A carved wooden iconostasis is in front. To the left is an icon of Mary, the Mother of God holding Jesus Christ, God become flesh. To the right is an icon of Jesus. Two large candle stands filled with sand and holding beeswax candles are in front of each icon. St. John Maximovitch and St. Raphael of Brooklyn stand like sentinals on the walls beside either side of the icon stand. Behind the altar is a wall-sized icon mural of the resurrection: The conquering risen Christ hauling Adam and Eve up from their tombs by the wrists like recalcitrant toddlers. The God who rescues us.
I am to the right, if one is facing the altar, in an alcove with the rest of the choir, not facing the front, but rather facing the side.

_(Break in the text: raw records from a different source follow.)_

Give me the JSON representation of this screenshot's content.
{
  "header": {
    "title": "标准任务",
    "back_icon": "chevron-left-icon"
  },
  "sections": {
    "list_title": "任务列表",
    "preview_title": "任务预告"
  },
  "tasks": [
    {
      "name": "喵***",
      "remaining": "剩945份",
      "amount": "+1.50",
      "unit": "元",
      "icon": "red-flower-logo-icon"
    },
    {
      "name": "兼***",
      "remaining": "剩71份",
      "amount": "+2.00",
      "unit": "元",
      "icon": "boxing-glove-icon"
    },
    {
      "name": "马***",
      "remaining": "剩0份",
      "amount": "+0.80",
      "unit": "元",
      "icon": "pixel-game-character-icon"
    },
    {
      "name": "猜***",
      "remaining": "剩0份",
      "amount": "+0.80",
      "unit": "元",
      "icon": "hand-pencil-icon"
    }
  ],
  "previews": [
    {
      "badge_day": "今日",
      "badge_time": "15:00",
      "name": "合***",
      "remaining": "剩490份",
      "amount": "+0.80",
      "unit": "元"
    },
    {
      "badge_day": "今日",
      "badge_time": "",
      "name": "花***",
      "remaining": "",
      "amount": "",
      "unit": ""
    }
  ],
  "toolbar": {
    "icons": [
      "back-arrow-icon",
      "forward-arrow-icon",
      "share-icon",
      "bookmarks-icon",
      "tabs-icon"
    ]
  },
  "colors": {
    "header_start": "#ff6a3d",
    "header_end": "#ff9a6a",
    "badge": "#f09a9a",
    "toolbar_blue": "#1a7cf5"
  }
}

I am singing.
I can glance up and see my husband and a few other people up in the balcony. My two oldest daughters are standing together. Almost 14, M is wearing a long denim skirt, a long sleeved t-shirt with a tank top under it because she says the neck is too low on the t-shirt, and a headscarf covering her long blonde hair is awkwardly tied under her chin. She doesn't care. She started wearing a scarf to Church a year or so ago, without me saying much about it at all. And at almost 16, my oldest daughter, B, is wearing a simple denim dress. She cares not a whit about fashion. Her hair is in two braids and she's wearing a black and white checked bandana. She can never quite get her clothes to match, even when I limit the color range of what I buy for her.
The two sisters are holding hands lovingly, and facing the font of the Chapel. Every once in a while they let go to cross themselves. I can tell they are praying.
I am watching them, because B has been struggling with involuntary body movements lately. Something else gone wrong in her brain. But tonight, her body is calm, and it is such a blessing! We feel surrounded by the prayers of so many who are interceding for her. And as I sing, I tear up in gratitude to have two such daughters. I tear up for their love for each other, the tender care M is showing to B. I tear up for the fact that B is doing better this evening, that her mind is calm and her body is calm. I watch them pray.
Both girls are mildly on the autistic spectrum. Finding friends is difficult for them. But then again, the advantage is that they are free to be themselves and they don't worry about what others might think of them. Both girls are brilliantly intelligent. They both have deep faith. Piety. Love for God. And love for each other.
And as a mother, all I can do is offer them to God and pray that they continue to grow in God's grace, love and mercy.
What blessings! What more could a mother ask?